The Whole Is Greater than the Sum of Its Parts: Improving Music Source Separation by Bridging Network

Abstract: This paper presents the crossing scheme (X-scheme) for improving the performance of deep neural network (DNN)-based music source separation (MSS) with almost no increasing calculation cost. It consists of three components: (i) multi-domain loss (MDL), (ii) bridging operation, which couples the individual instrument networks, and (iii) combination loss (CL). MDL enables the taking advantage of the frequency- and time-domain representations of audio signals.

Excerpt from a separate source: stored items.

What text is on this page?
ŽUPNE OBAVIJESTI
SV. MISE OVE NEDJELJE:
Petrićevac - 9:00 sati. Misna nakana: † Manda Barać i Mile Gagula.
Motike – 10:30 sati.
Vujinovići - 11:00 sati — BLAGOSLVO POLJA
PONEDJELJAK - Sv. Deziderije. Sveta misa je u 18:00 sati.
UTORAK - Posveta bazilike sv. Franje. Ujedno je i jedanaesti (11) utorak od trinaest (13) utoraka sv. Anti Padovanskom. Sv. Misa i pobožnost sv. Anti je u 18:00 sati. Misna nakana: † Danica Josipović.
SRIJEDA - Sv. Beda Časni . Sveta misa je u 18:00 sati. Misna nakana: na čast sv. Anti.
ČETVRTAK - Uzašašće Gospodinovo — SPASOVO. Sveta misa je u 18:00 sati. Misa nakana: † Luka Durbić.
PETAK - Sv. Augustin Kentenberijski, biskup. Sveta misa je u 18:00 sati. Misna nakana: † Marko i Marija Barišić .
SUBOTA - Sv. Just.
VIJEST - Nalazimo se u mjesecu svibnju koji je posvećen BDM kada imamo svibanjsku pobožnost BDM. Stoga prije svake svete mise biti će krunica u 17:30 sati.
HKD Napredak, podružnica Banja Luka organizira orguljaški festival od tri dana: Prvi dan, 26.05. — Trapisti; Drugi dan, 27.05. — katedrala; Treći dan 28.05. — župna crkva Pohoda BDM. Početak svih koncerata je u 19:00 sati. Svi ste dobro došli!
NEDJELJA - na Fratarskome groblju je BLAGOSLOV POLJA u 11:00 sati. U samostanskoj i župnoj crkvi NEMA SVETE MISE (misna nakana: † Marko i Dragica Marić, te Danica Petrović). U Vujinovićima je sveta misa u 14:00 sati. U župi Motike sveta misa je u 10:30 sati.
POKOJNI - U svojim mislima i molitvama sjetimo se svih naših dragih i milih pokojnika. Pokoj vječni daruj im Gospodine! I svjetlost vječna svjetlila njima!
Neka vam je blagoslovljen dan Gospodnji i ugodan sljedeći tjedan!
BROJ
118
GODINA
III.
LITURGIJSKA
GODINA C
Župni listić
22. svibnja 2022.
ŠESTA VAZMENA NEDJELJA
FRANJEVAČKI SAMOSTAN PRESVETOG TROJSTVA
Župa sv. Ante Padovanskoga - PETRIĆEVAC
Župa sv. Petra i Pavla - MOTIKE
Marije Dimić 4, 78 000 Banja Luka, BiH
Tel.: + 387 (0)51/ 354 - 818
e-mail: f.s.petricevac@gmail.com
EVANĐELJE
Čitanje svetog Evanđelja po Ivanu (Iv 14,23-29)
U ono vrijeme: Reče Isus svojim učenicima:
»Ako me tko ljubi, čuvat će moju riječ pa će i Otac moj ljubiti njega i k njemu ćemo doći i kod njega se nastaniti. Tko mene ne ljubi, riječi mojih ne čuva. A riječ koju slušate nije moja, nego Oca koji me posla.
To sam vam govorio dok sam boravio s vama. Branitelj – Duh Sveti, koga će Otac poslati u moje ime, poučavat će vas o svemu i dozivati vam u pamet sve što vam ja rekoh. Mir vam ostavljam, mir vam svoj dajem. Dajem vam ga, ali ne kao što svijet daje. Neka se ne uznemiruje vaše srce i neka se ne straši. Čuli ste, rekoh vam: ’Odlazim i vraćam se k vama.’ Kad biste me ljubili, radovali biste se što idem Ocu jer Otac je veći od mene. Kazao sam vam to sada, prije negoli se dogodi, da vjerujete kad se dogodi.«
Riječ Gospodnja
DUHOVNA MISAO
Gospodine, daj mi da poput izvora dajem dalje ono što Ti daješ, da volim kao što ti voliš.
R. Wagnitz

We modify the target network, i.e., the network architecture of the original DNN-based MSS, by adding bridging paths for each output instrument to share their information. MDL is then applied to the combinations of the output sources as well as each independent source; hence, we called it CL. MDL and CL can easily be applied to many DNN-based separation methods as they are merely loss functions that are only used during training and do not affect the inference step. Bridging operation does not increase the number of learnable parameters in the network. Experimental results showed that the validity of Open-Unmix (UMX), densely connected dilated DenseNet (D3Net) and convolutional time-domain audio separation network (Conv-TasNet) extended with our X-scheme, respectively called X-UMX, X-D3Net and X-Conv-TasNet, by comparing them with their original versions. We also verified the effectiveness of X-scheme in a large-scale data regime, showing its generality with respect to data size. X-UMX Large (X-UMXL), which was trained on large-scale internal data and used in our experiments, is newly available at https://github.com/asteroid-team/asteroid/tree/master/egs/musdb18/X-UMX.

• The paper introduces the X-Scheme, integrating multi-domain loss to leverage both time and frequency representations for improved music source separation.
• The method employs a bridging operation and combination loss to enable inter-network communication, effectively addressing mutual interferences among audio sources.
• Empirical validation on X-UMX and X-D3Net shows enhanced performance and scalability across diverse datasets without increasing computational overhead.

Improving Music Source Separation with the X-Scheme

Introduction

This paper introduces the X-scheme, a methodology designed to enhance deep neural network (DNN)-based music source separation (MSS) without increasing computational requirements. The X-scheme is composed of three core components: Multi-Domain Loss (MDL), a bridging operation, and combination loss (CL). MDL leverages both frequency- and time-domain audio signal representations, while the bridging operation interconnects networks dedicated to separation of individual instruments. CL applies MDL to both combinations of output sources and each independent source. These approaches aim to address two key challenges: the limited domain representation typically utilized by MSS networks and insufficient accounting for mutual effects among output sources.

Multi-Domain Loss

MDL is achieved by appending differentiable short-time Fourier transform (STFT) or inverse STFT (ISTFT) layers to the target network during training. This enables computation of loss functions in both time and frequency domains, leveraging MSE and weighted signal-to-distortion ratio (wSDR) metrics respectively. The scaling parameter $\alpha$ is optimized to balance these loss functions. By permitting networks to learn from dual-domain representations, MDL augments separation quality without impacting inference efficiency.

Bridging Operation and Combination Loss

The bridging operation enables network units for individual instruments to communicate, thereby encapsulating the mutual relationships among these units. This is particularly crucial in cases where the separation process for one source might impact that of others. Moreover, combination loss (CL) facilitates multi-source interaction by calculating losses for various combinations of output sources rather than treating each source independently, thus promoting integrated learning across the network.

Application and Validation

The X-scheme was applied to and validated on two architectures: Open-Unmix (UMX) and Densely connected dilated DenseNet (D3Net), producing enhanced versions termed X-UMX and X-D3Net. In empirical testing, X-UMX and X-D3Net outperformed their equivalents when trained with or without the bridging paths, even in settings with significant data scale variability.

Scalability and Extension

The robustness of the X-scheme extends to larger datasets, demonstrated when X-UMX trained on a more extensive dataset significantly surpassed even datasets five times larger, showing strong capability in a variety of training scenarios. Bridging operations, especially when inserted between semantic blocks—such as fully connected layers and long short-term memory (LSTM) modules—were found effective, yielding improved source-to-distortion ratios.

Conclusion

The X-scheme epitomizes an efficient strategy to elevate DNN-based MSS. By integrating MDL, bridging operations, and CL, the scheme enhances overall source separation performance while maintaining the computational efficiency of the foundational framework. This approach is broadly applicable to various architectures, enabling more nuanced handling of both time and frequency domains across divergent datasets. The practical implications suggest promising enhancements in audio processing applications, with potential future extensions toward other complex multi-task environments.